Ma forse il punto nevralgico per la persona anoressica è proprio quello dei limiti, che in qualche modo pare soffrire decisamente, perché è come se in ella albergasse un’esigenza di perfezionismo. Non a caso le persone anoressiche ricordano vagamente le sante anoressiche del passato. Il perfezionismo rispetto al cibo si tramuta in un controllo serrato delle calorie ingerite e consumate, in peso da non prendere, in centimetri da non aumentare, ma, a ben vedere, il tratto perfezionistico è qualcosa di più generale nella vita psichica della persona anoressica, di non riconducibile al solo rapporto con il cibo. E’ un qualcosa che riguarda il rapporto con il mondo, che cela la volontà ferrea che tutto quadri, che tutto sia coerente, che tutto sia ad opera d’arte e senza sbavature, che tutto, in sostanza, coincida con un ideale di perfezione che finisce però con il negare ogni piccolo piacere. Perché in fin dei conti negare il cibo e la fame vuol significare negare anche il più piccolo piacere.

Si può uscire da tutto ciò? Ci sono buone possibilità e paiono legate al passare psicologicamente da un ideale di perfezione ad uno di completezza. Carl Gustav Jung ci ha aiutato a comprendere la differenza tra perfezione e completezza. La perfezione è unilaterale, è iper-specialistica, consiste nello sviluppare al 100% una capacità o una funzione. Per esempio, una tecnica ingegneristica di costruzione potrebbe essere ritenuta perfetta o comunque vicina al massimo risultato raggiungibile. La perfezione, di per sé, rimanda ad un crescere continuo, ma sempre nella stessa direzione. E’ qualcosa di paragonabile ad una freccia che si muove sempre verso lo stesso lato. La seconda, la completezza, è invece un fenomeno più rotondo, più morbido. E’ più paragonabile ad un cerchio anziché ad una freccia. Se immaginiamo il tutto a livello psicologico, e se immaginiamo l’uomo come dotato di un insieme di lati-parti, possiamo dire che la completezza cerca di farli ruotare tutti quanti, mentre la perfezione per sua natura è portata a farne crescere uno il più possibile, tralasciando, anche non volendo, gli altri. La perfezione lascia indietro, la completezza, essendo circolare, contiene tutto, punta ad un’evoluzione, ma non elimina nulla. La perfezione punta verso l’alto, rende l’uomo simile ad una macchina efficiente, lo robotizza; la completezza lo umanizza perché gli ricorda che è fatto, oltre che di parti forti, anche di paure, di fragilità, e di parti zoppicanti, da cui possono tuttavia nascere quelle qualità che sono tra le più grandi ricchezze dell’Uomo, cioè sensibilità e empatia verso sé stesso e verso i suoi simili, e che in ultima istanza sono quelle caratteristiche che hanno sia il pregio di rammentarci il nostro essere terreni, sia il grande merito di aiutarci a comprendere che siamo tutti sulla stessa barca. E a ben guardare ciò costituisce in genere un enorme toccasana.

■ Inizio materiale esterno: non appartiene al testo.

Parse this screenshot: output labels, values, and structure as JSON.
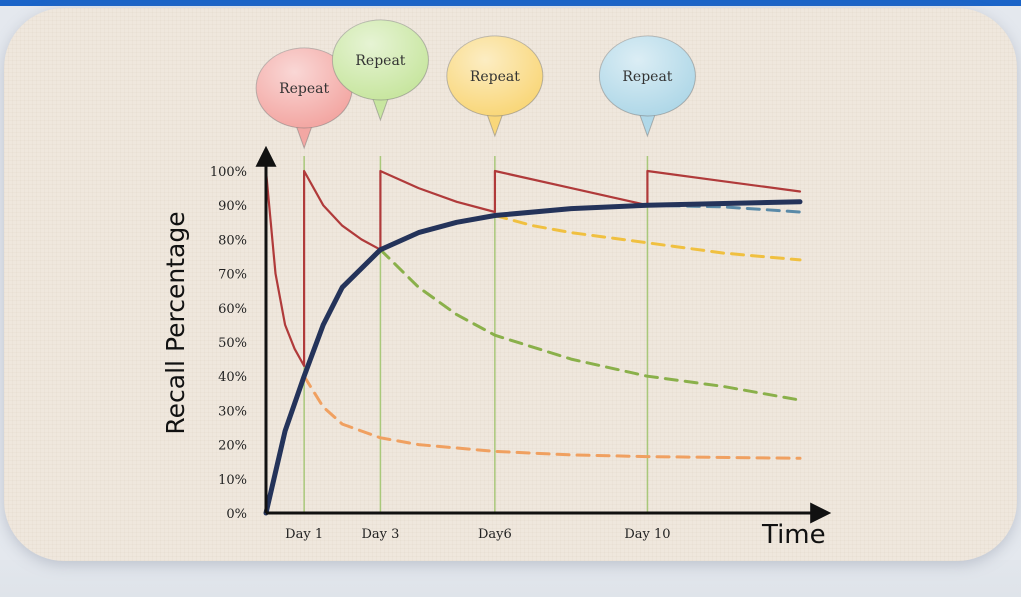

Nel caso specifico dell’anoressia, la completezza ha il potere di ricordare alla persona anoressica che è solo un animale, magari evoluto, tra gli animali. A pensarci bene, nessuno animale avrebbe mai il pensiero di voler eliminare il corpo, la persona anoressica se potesse lo farebbe. Il che implica che non ha una buona relazione psicologica con l’istintività animale presente nell’uomo, con quanto probabilmente giudica inferiore e becero istinto: la perfezione suggerirebbe di eliminare quanto non gradito, la completezza di accettarlo. E riuscire veramente a farlo per la persona anoressica rappresenterebbe un primo grande passo verso uno stare complessivamente più in pace con sé stessa.